Command line use

Batch use

...

Written by Jean-Rémy Marchand

11 minute read


Once you have installed CAVIAR and activated the environment (–> installation <–), you can call the command line instance of CAVIAR simply with:
caviar -h

This will trigger the presentation of the tool. The most basic use only requires a PDB code:
caviar -code 1dwc

Terminal output

The output is visualized in the terminal as a table. The first table contains information about identified cavities, ranked by cavity score.

PDB_chain CavID Ligab. Score Size Hydrophob InterChain AltLoc Miss Subcavs
1dwc_H 1 0.6 3.7 333 39% 0 0 0 4
1dwc_H 2 0.2 0.9 51 10% 0 0 0 2
1dwc_H 3 0.8 0.6 63 56% 0 0 0 1
  • PDB_chain = PDB code underscore chain identifier (here, PDB 1dwc, chain H)
  • CavID = cavity identifier
  • Ligab. = ligandability estimator
    • [0.0 - 0.2] = likely hard to ligand
    • [0.4 - 0.6] = not conclusive
    • [0.8 - 1.0] = probably easy to ligand
  • Score = cavity score, scales with size and buriedness: the bigger and the more buried, the higher the score.
  • Size = cavity size, in grid points. With a grid spacing of 1A (default), can represent a volume in A^3.
  • Hydrophob = hydrophobicity, count of aliphatic+aromatic grid points / total number of grid points.
  • InterChain = is the cavity in between two protein chains? (Boolean) Some interfaces are spurious (crystal contacts), some are productive (biological interfaces).

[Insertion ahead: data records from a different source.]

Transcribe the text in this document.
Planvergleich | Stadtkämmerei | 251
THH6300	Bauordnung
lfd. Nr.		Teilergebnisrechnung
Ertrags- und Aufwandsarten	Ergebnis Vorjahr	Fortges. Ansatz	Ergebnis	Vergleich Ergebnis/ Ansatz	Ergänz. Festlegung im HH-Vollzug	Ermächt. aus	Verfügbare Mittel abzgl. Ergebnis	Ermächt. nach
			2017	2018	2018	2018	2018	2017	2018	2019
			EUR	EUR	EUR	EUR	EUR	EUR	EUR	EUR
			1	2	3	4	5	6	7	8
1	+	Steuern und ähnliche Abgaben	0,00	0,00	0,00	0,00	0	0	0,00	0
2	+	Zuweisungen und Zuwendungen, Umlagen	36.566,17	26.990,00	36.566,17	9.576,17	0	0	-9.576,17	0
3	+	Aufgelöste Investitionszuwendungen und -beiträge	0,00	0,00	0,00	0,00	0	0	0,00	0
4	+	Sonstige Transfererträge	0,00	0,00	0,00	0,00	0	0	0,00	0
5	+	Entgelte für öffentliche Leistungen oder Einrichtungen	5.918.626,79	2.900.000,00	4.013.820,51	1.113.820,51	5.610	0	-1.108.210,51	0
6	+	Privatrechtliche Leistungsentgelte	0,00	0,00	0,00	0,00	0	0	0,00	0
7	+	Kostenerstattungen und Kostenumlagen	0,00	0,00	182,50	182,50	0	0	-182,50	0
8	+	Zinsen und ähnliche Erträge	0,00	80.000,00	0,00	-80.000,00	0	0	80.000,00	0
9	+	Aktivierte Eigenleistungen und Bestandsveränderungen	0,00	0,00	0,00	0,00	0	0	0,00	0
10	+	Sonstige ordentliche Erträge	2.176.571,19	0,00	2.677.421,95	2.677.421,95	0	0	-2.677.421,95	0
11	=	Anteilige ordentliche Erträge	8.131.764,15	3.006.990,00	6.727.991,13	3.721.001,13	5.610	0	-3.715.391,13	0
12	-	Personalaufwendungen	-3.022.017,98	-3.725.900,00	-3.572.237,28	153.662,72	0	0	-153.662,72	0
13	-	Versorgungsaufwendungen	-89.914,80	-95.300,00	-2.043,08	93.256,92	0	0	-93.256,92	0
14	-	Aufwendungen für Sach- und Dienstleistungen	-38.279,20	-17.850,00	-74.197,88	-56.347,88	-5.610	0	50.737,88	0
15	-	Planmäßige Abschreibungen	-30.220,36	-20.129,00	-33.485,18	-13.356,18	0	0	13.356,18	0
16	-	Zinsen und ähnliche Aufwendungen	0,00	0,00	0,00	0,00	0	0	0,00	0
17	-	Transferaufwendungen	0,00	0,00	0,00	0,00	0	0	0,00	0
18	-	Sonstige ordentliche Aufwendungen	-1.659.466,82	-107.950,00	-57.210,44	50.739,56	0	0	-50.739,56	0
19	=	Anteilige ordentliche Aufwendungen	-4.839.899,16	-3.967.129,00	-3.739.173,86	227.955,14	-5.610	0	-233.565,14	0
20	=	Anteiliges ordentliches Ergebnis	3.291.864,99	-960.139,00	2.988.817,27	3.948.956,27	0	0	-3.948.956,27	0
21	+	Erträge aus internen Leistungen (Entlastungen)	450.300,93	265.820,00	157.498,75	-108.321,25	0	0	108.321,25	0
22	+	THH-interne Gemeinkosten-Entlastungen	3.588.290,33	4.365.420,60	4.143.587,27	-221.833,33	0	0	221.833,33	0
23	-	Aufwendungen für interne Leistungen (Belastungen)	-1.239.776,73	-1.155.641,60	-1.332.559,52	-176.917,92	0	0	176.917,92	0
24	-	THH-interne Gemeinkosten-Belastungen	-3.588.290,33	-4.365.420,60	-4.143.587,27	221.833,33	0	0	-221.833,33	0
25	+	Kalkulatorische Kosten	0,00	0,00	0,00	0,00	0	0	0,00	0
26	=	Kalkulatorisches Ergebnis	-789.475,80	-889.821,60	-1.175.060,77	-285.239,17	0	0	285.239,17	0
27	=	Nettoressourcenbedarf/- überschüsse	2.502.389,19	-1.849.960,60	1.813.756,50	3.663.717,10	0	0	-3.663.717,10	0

Please keep that in mind when analysing the results.
  • AltLoc = Does the cavity contain residues alternate locations? (Boolean)
  • Miss = Does the cavity contain missing atoms or residues? (Boolean) We advise to be very careful with cavities containing missing atoms, as they may be very noisy or even spurious.
  • Subcavs = If the subcavity decomposition is activated, how many subcavities does this cavity have?

The second table focuses on subcavities:

PDB_chain CavID SubCavID Size Hydrophob. Polar Neg Pos Other
1dwc_H 1 1 27 33% 56% 11% 0% 0%
1dwc_H 1 2 76 33% 58% 7% 0% 3%
1dwc_H 1 3 157 51% 33% 0% 1% 15%
1dwc_H 1 4 73 23% 36% 4% 37% 0%
1dwc_H 2 1 26 0% 58% 42% 0% 0%
1dwc_H 2 2 25 20% 56% 24% 0% 0%
1dwc_H 3 1 63 56% 44% 0% 0% 0%
  • PDB_chain = PDB code underscore chain identifier (here, PDB 1dwc, chain H).
  • CavID = cavity identifier.
  • SubCavID = Subcavity identifier.
  • Size = Subcavity size.
  • Hydrophob. = Percentage of hydrophobic grid points (aliphatic + aromatic).
  • Polar = Percentage of polar grid points (hydrogen bond donors or acceptors).
  • Neg = Percentage of negatively charged grid points.
  • Pos = Percentage of positively charged grid points.
  • Other = Percentage of “other” grid points: S atom of CYS, ring of HIS, metal.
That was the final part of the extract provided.